Danish historian (born 1975)

Louise Nyholm Kallestrup (born 1975) is a Danish historian. She is a professor at the University of Southern Denmark (Odense) and the director of its Centre for Medieval and Renaissance Studies who specializes in the Early Modern Period. Best known for her comparative research on witchcraft trials in Denmark and Italy. Kallestrup has also written widely on such related topics as gender in the contexts of legal proceedings and urbanization, and on demonology and is a frequent cultural commentator in the Danish press and on radio.

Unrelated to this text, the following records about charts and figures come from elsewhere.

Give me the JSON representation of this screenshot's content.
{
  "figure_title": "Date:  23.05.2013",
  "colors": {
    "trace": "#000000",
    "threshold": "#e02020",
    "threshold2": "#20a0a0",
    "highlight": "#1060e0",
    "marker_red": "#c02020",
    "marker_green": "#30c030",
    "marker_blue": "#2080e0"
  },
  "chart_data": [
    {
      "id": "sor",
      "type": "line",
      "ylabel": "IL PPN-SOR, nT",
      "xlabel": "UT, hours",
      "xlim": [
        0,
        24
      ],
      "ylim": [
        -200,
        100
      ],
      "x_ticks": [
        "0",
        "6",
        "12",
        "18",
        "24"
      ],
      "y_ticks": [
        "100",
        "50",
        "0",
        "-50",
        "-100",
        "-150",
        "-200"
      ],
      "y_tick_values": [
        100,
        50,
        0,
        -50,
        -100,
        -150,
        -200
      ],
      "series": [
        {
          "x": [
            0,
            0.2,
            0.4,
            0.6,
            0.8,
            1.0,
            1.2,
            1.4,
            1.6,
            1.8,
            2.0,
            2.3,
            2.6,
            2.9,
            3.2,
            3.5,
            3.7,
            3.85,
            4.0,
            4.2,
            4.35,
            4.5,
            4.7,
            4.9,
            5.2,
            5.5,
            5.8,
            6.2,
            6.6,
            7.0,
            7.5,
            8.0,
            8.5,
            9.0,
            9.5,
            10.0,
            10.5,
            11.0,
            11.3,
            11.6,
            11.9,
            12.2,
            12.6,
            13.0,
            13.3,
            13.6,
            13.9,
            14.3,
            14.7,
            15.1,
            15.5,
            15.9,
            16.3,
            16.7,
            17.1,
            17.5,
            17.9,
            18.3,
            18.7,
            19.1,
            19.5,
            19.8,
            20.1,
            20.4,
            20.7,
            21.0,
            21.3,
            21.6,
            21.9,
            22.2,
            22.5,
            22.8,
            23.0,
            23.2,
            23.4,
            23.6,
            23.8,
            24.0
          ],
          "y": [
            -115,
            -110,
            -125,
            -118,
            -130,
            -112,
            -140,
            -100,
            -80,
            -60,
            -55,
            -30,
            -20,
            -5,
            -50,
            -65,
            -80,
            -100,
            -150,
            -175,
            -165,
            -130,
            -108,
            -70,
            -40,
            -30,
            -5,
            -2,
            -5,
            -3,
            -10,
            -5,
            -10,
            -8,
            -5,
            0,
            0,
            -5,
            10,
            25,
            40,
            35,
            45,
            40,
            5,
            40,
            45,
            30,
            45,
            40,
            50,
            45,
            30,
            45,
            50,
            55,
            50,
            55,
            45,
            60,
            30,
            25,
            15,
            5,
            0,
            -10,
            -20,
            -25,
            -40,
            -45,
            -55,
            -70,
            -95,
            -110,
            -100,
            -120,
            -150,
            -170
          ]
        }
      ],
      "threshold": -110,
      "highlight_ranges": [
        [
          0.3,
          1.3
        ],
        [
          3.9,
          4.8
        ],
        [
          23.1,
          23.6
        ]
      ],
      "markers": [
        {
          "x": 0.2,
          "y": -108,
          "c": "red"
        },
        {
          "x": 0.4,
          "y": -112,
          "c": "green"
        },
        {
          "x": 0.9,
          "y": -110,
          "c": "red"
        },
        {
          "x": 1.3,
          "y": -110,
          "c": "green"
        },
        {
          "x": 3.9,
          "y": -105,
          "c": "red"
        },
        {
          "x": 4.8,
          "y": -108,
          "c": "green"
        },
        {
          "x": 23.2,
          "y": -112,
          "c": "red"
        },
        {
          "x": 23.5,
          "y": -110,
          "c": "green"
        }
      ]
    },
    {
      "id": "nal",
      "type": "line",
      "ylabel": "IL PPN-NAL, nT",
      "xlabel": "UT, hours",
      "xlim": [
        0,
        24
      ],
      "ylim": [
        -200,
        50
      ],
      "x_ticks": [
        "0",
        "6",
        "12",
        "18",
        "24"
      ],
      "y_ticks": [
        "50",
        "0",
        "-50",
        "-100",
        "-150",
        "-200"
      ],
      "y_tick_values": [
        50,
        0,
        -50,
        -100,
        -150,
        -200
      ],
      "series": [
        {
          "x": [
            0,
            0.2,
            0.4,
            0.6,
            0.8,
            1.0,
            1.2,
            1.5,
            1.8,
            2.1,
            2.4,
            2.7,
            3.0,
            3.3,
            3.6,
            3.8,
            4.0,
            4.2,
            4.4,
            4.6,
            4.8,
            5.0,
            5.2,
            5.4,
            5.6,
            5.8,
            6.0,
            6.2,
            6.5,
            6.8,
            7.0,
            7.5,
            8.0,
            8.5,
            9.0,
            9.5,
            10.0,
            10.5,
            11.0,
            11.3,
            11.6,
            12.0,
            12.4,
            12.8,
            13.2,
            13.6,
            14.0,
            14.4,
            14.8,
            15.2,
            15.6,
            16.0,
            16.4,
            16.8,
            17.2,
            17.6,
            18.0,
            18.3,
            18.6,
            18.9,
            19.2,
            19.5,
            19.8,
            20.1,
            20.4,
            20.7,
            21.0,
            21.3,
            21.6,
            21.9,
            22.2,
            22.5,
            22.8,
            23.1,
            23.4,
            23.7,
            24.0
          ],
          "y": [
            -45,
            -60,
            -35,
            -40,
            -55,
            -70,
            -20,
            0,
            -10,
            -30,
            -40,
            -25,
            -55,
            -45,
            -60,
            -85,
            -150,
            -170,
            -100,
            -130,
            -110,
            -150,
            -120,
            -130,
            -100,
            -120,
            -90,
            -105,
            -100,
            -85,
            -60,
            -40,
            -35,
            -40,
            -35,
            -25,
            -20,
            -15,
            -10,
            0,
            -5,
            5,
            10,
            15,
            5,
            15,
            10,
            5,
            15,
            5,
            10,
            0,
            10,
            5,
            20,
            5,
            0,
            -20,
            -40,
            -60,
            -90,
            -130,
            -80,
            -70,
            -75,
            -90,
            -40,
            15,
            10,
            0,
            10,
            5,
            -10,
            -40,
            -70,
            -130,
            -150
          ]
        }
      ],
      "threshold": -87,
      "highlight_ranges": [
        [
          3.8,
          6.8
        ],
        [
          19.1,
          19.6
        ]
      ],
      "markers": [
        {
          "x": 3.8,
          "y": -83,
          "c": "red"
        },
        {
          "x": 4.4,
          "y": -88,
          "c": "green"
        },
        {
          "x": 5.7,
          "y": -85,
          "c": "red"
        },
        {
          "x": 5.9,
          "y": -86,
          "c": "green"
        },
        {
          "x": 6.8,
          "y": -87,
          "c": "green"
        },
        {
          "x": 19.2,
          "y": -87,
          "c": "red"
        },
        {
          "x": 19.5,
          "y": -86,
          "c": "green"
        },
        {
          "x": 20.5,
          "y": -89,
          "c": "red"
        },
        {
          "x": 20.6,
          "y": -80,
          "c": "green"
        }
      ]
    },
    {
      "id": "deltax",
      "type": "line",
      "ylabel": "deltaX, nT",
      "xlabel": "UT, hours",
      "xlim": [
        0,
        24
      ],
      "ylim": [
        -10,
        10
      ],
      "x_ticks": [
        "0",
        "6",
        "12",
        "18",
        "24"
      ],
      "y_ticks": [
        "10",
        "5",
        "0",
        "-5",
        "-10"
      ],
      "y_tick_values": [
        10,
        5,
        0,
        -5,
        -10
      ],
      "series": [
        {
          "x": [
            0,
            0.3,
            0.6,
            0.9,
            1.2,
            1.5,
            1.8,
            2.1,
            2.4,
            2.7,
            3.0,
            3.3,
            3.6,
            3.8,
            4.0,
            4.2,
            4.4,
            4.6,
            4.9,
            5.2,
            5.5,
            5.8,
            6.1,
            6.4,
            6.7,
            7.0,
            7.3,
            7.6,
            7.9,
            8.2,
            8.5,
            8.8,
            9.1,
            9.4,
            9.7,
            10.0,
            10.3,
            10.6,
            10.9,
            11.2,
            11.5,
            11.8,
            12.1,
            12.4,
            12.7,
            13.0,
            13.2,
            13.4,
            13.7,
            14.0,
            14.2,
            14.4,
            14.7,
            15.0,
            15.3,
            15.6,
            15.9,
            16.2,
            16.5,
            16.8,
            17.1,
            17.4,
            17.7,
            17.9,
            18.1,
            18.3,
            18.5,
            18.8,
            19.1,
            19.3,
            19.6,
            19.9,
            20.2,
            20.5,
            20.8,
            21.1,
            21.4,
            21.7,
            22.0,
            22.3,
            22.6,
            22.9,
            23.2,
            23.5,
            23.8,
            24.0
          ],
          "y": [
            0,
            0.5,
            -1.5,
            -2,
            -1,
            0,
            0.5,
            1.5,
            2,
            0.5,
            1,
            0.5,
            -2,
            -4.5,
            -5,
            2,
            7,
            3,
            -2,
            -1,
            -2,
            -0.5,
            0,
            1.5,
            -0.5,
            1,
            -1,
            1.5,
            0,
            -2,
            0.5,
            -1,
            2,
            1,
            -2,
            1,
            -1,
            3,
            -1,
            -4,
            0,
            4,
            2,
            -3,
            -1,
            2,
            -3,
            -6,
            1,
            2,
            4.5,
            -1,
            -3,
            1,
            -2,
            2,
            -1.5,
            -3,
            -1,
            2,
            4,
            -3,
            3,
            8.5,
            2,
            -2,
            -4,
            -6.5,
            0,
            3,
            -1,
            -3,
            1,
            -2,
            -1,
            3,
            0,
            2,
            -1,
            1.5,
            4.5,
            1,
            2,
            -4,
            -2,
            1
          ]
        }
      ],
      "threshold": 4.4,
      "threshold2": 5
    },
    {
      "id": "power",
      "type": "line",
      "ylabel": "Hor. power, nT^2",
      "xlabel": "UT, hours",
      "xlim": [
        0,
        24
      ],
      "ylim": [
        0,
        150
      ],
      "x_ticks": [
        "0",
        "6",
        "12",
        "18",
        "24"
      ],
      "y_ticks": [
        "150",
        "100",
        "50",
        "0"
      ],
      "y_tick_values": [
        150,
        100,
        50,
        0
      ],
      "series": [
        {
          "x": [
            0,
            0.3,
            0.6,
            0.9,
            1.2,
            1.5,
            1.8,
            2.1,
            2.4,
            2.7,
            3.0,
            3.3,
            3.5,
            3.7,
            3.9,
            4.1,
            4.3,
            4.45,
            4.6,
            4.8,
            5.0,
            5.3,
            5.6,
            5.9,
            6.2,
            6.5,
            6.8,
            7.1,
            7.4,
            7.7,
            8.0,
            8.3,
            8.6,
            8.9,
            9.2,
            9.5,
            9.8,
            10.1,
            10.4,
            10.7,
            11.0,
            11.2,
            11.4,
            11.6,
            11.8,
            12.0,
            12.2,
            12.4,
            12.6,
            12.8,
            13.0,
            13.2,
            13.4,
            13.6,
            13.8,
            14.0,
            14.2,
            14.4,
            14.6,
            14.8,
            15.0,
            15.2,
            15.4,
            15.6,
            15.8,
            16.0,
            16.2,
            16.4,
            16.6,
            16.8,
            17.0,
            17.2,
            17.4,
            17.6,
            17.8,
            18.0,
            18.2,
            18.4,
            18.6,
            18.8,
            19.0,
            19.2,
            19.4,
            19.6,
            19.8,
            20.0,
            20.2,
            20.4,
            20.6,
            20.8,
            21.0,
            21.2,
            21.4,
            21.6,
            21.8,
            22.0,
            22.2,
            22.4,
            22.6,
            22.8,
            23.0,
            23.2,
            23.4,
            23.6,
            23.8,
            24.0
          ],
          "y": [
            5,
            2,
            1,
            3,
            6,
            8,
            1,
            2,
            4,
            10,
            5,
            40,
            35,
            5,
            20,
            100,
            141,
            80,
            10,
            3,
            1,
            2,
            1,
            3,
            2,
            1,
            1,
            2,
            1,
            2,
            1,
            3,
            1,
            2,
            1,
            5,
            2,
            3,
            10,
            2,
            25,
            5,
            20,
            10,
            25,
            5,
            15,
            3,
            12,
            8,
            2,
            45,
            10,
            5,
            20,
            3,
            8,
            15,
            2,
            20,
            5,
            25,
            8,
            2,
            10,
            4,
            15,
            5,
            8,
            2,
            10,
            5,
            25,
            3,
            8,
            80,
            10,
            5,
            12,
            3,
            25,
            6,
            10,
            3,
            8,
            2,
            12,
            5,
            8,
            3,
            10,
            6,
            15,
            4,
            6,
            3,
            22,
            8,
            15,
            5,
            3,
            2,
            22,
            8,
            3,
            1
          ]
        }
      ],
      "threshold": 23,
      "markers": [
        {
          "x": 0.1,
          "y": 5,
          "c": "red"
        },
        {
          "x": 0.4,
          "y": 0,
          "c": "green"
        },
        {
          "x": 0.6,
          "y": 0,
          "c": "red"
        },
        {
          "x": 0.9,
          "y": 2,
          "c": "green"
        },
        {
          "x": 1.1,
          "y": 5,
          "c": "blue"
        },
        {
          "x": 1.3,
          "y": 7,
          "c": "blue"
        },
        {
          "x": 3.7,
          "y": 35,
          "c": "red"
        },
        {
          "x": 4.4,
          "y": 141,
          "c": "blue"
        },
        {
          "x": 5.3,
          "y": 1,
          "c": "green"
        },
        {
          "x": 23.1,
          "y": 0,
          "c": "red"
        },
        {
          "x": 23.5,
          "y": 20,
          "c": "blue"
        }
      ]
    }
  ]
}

Among the very early scholars to be allowed to work in the Vatican’s Inquisitorial archives (Archivio della Congregazione per la Dottrina della Fede), Kallestrup has also been a visiting researcher at Harvard University, the University of Tampere, and the University of Melbourne. In 2017, she was named a 'Semper Ardens' Fellow of The Carlsberg Foundation, and in the same year, appeared onstage in a series of multimedia performances across Denmark marking the 500th anniversary of the Luthern Reformation.

== Select publications ==
- I pagt med djævelen. Trolddomsforfølgelser og trolddomsforestillinger i Danmark og Italien i den post-reformatoriske periode. Forlaget Anis, 2009.
- Agents of Witchcraft in Early Modern Italy and Denmark. Palgrave Historical Studies in Witchcraft and Magic. Palgrave Macmillan, 2015.
- Contesting Orthodoxy in Medieval and Early Modern Europe: Heresy, Magic and Witchcraft. Palgrave Historical Studies in Witchcraft and Magic. Palgrave Macmillan, 2017. Anthology co-edited with R. M. Toivo.
- Cultural Histories of Crime in Denmark 1500-2000. Routledge Studies in Cultural History, 55. Routledge, 2017. Anthology co-edited with T. Krogh and C. Bundgaard.